Flashback
Today is Saturday, Jan. 6, the sixth day of 2007. There are 359 days left in the year.
Today’s highlight in history: On Jan. 6, 1412, according to tradition, Joan of Arc was born in Domremy.
On this date:
In 1912, New Mexico became the 47th state.
In 1919, the 26th president of the United States, Theodore Roosevelt, died in Oyster Bay, N.Y., at age 60.
In 1942, the Pan American Airways Pacific Clipper arrived in New York after making the first round-the-world trip by a commercial airplane.
In 1945, George Herbert Walker Bush married Barbara Pierce in Rye, N.Y.
In 1967, U.S. Marines and South Vietnamese troops launched Operation Deckhouse V, an offensive in the Mekong River delta.
In 1982, truck driver William G. Bonin was convicted in Los Angeles of being the “freeway killer” who had murdered 14 young men and boys.
In 1987, the U.S. Senate voted 88-4 to establish an 11-member panel to hold public hearings on the Iran-Contra affair.
Ten years ago: House Speaker Newt Gingrich met behind closed doors with Republican lawmakers, answering questions about his admitted ethics violations as he appealed for support in the speaker’s election to be held the next day.
Five years ago: Argentina announced the devaluation of its peso, ending a decade-long policy pegging the currency one-to-one with the U.S. dollar. (In the year that followed, the peso lost 70 percent of its value against the dollar.)

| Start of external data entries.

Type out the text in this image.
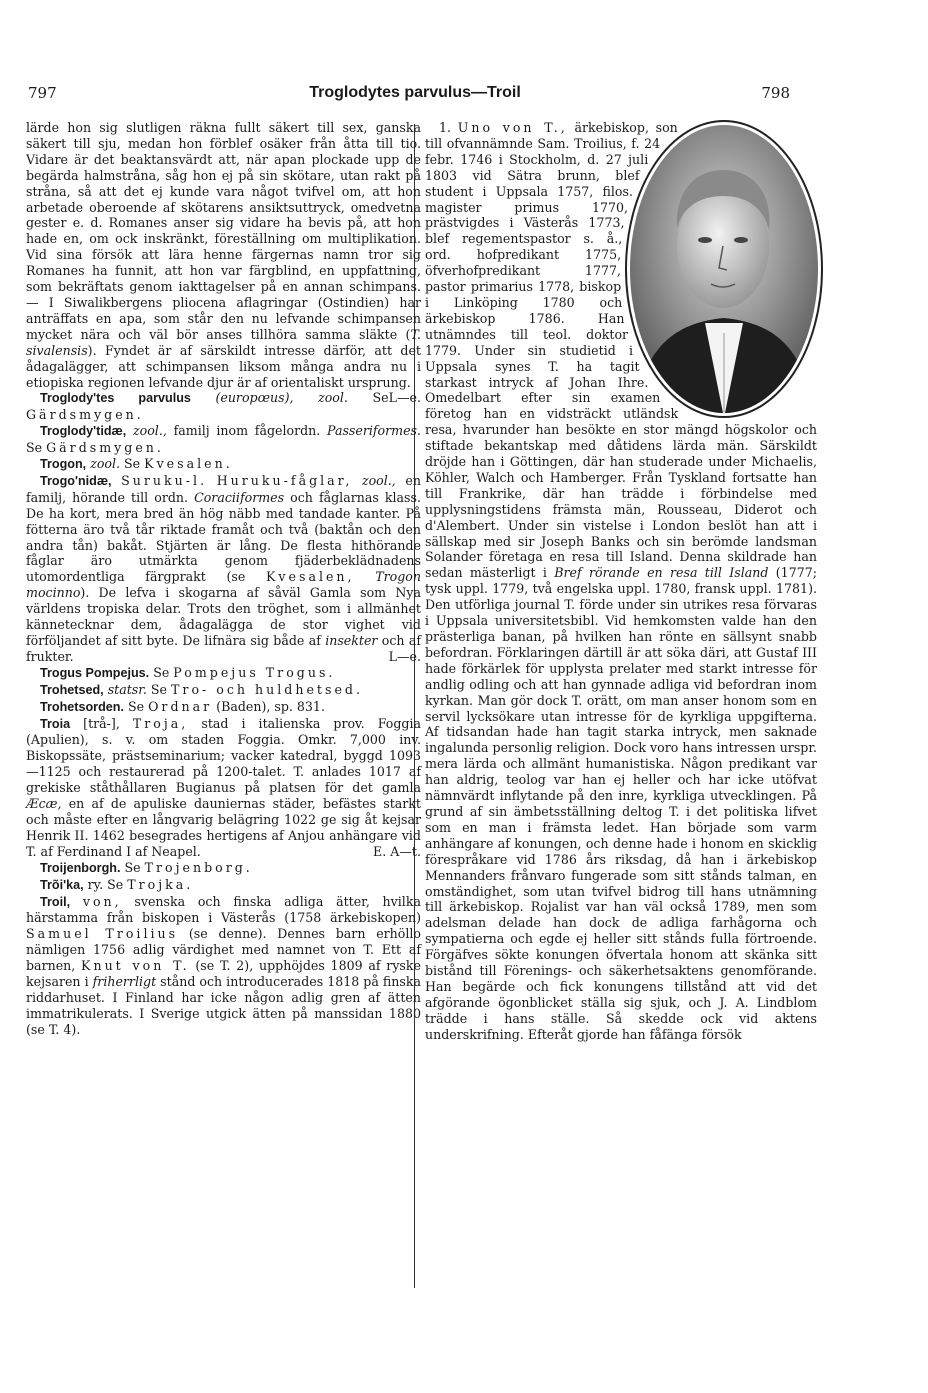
797	Troglodytes parvulus—Troil	798

lärde hon sig slutligen räkna fullt säkert till sex, ganska säkert till sju, medan hon förblef osäker från åtta till tio. Vidare är det beaktansvärdt att, när apan plockade upp de begärda halmstråna, såg hon ej på sin skötare, utan rakt på stråna, så att det ej kunde vara något tvifvel om, att hon arbetade oberoende af skötarens ansiktsuttryck, omedvetna gester e. d. Romanes anser sig vidare ha bevis på, att hon hade en, om ock inskränkt, föreställning om multiplikation. Vid sina försök att lära henne färgernas namn tror sig Romanes ha funnit, att hon var färgblind, en uppfattning, som bekräftats genom iakttagelser på en annan schimpans. — I Siwalikbergens pliocena aflagringar (Ostindien) har anträffats en apa, som står den nu lefvande schimpansen mycket nära och väl bör anses tillhöra samma släkte (T. sivalensis). Fyndet är af särskildt intresse därför, att det ådagalägger, att schimpansen liksom många andra nu i etiopiska regionen lefvande djur är af orientaliskt ursprung.
L—e.

Troglody'tes parvulus (europœus), zool. Se Gärdsmygen.

Troglody'tidæ, zool., familj inom fågelordn. Passeriformes. Se Gärdsmygen.

Trogon, zool. Se Kvesalen.

Trogo'nidæ, Suruku-l. Huruku-fåglar, zool., en familj, hörande till ordn. Coraciiformes och fåglarnas klass. De ha kort, mera bred än hög näbb med tandade kanter. På fötterna äro två tår riktade framåt och två (baktån och den andra tån) bakåt. Stjärten är lång. De flesta hithörande fåglar äro utmärkta genom fjäderbeklädnadens utomordentliga färgprakt (se Kvesalen, Trogon mocinno). De lefva i skogarna af såväl Gamla som Nya världens tropiska delar. Trots den tröghet, som i allmänhet kännetecknar dem, ådagalägga de stor vighet vid förföljandet af sitt byte. De lifnära sig både af insekter och af frukter.	L—e.

Trogus Pompejus. Se Pompejus Trogus.

Trohetsed, statsr. Se Tro- och huldhetsed.

Trohetsorden. Se Ordnar (Baden), sp. 831.

Troia [trå-], Troja, stad i italienska prov. Foggia (Apulien), s. v. om staden Foggia. Omkr. 7,000 inv. Biskopssäte, prästseminarium; vacker katedral, byggd 1093—1125 och restaurerad på 1200-talet. T. anlades 1017 af grekiske ståthållaren Bugianus på platsen för det gamla Æcæ, en af de apuliske dauniernas städer, befästes starkt och måste efter en långvarig belägring 1022 ge sig åt kejsar Henrik II. 1462 besegrades hertigens af Anjou anhängare vid T. af Ferdinand I af Neapel.	E. A—t.

Troijenborgh. Se Trojenborg.

Trõi'ka, ry. Se Trojka.

Troil, von, svenska och finska adliga ätter, hvilka härstamma från biskopen i Västerås (1758 ärkebiskopen) Samuel Troilius (se denne). Dennes barn erhöllo nämligen 1756 adlig värdighet med namnet von T. Ett af barnen, Knut von T. (se T. 2), upphöjdes 1809 af ryske kejsaren i friherrligt stånd och introducerades 1818 på finska riddarhuset. I Finland har icke någon adlig gren af ätten immatrikulerats. I Sverige utgick ätten på manssidan 1880 (se T. 4).

1. Uno von T., ärkebiskop, son till ofvannämnde Sam. Troilius, f. 24 febr. 1746 i Stockholm, d. 27 juli 1803 vid Sätra brunn, blef student i Uppsala 1757, filos. magister primus 1770, prästvigdes i Västerås 1773, blef regementspastor s. å., ord. hofpredikant 1775, öfverhofpredikant 1777, pastor primarius 1778, biskop i Linköping 1780 och ärkebiskop 1786. Han utnämndes till teol. doktor 1779. Under sin studietid i Uppsala synes T. ha tagit starkast intryck af Johan Ihre. Omedelbart efter sin examen företog han en vidsträckt utländsk resa, hvarunder han besökte en stor mängd högskolor och stiftade bekantskap med dåtidens lärda män. Särskildt dröjde han i Göttingen, där han studerade under Michaelis, Köhler, Walch och Hamberger. Från Tyskland fortsatte han till Frankrike, där han trädde i förbindelse med upplysningstidens främsta män, Rousseau, Diderot och d'Alembert. Under sin vistelse i London beslöt han att i sällskap med sir Joseph Banks och sin berömde landsman Solander företaga en resa till Island. Denna skildrade han sedan mästerligt i Bref rörande en resa till Island (1777; tysk uppl. 1779, två engelska uppl. 1780, fransk uppl. 1781). Den utförliga journal T. förde under sin utrikes resa förvaras i Uppsala universitetsbibl. Vid hemkomsten valde han den prästerliga banan, på hvilken han rönte en sällsynt snabb befordran. Förklaringen därtill är att söka däri, att Gustaf III hade förkärlek för upplysta prelater med starkt intresse för andlig odling och att han gynnade adliga vid befordran inom kyrkan. Man gör dock T. orätt, om man anser honom som en servil lycksökare utan intresse för de kyrkliga uppgifterna. Af tidsandan hade han tagit starka intryck, men saknade ingalunda personlig religion. Dock voro hans intressen urspr. mera lärda och allmänt humanistiska. Någon predikant var han aldrig, teolog var han ej heller och har icke utöfvat nämnvärdt inflytande på den inre, kyrkliga utvecklingen. På grund af sin ämbetsställning deltog T. i det politiska lifvet som en man i främsta ledet. Han började som varm anhängare af konungen, och denne hade i honom en skicklig förespråkare vid 1786 års riksdag, då han i ärkebiskop Mennanders frånvaro fungerade som sitt stånds talman, en omständighet, som utan tvifvel bidrog till hans utnämning till ärkebiskop. Rojalist var han väl också 1789, men som adelsman delade han dock de adliga farhågorna och sympatierna och egde ej heller sitt stånds fulla förtroende. Förgäfves sökte konungen öfvertala honom att skänka sitt bistånd till Förenings- och säkerhetsaktens genomförande. Han begärde och fick konungens tillstånd att vid det afgörande ögonblicket ställa sig sjuk, och J. A. Lindblom trädde i hans ställe. Så skedde ock vid aktens underskrifning. Efteråt gjorde han fåfänga försök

One year ago: Al-Qaida’s No. 2 official, Ayman al-Zawahri, said in a videotape that a recent U.S. decision to withdraw some troops from Iraq represented “the victory of Islam.” Hugh Thompson Jr., a former Army helicopter pilot honored for rescuing Vietnamese civilians during the My Lai massacre, died in Alexandria, La., at age 62. The 115-year-old Pilgrim Baptist Church of Chicago was destroyed by fire.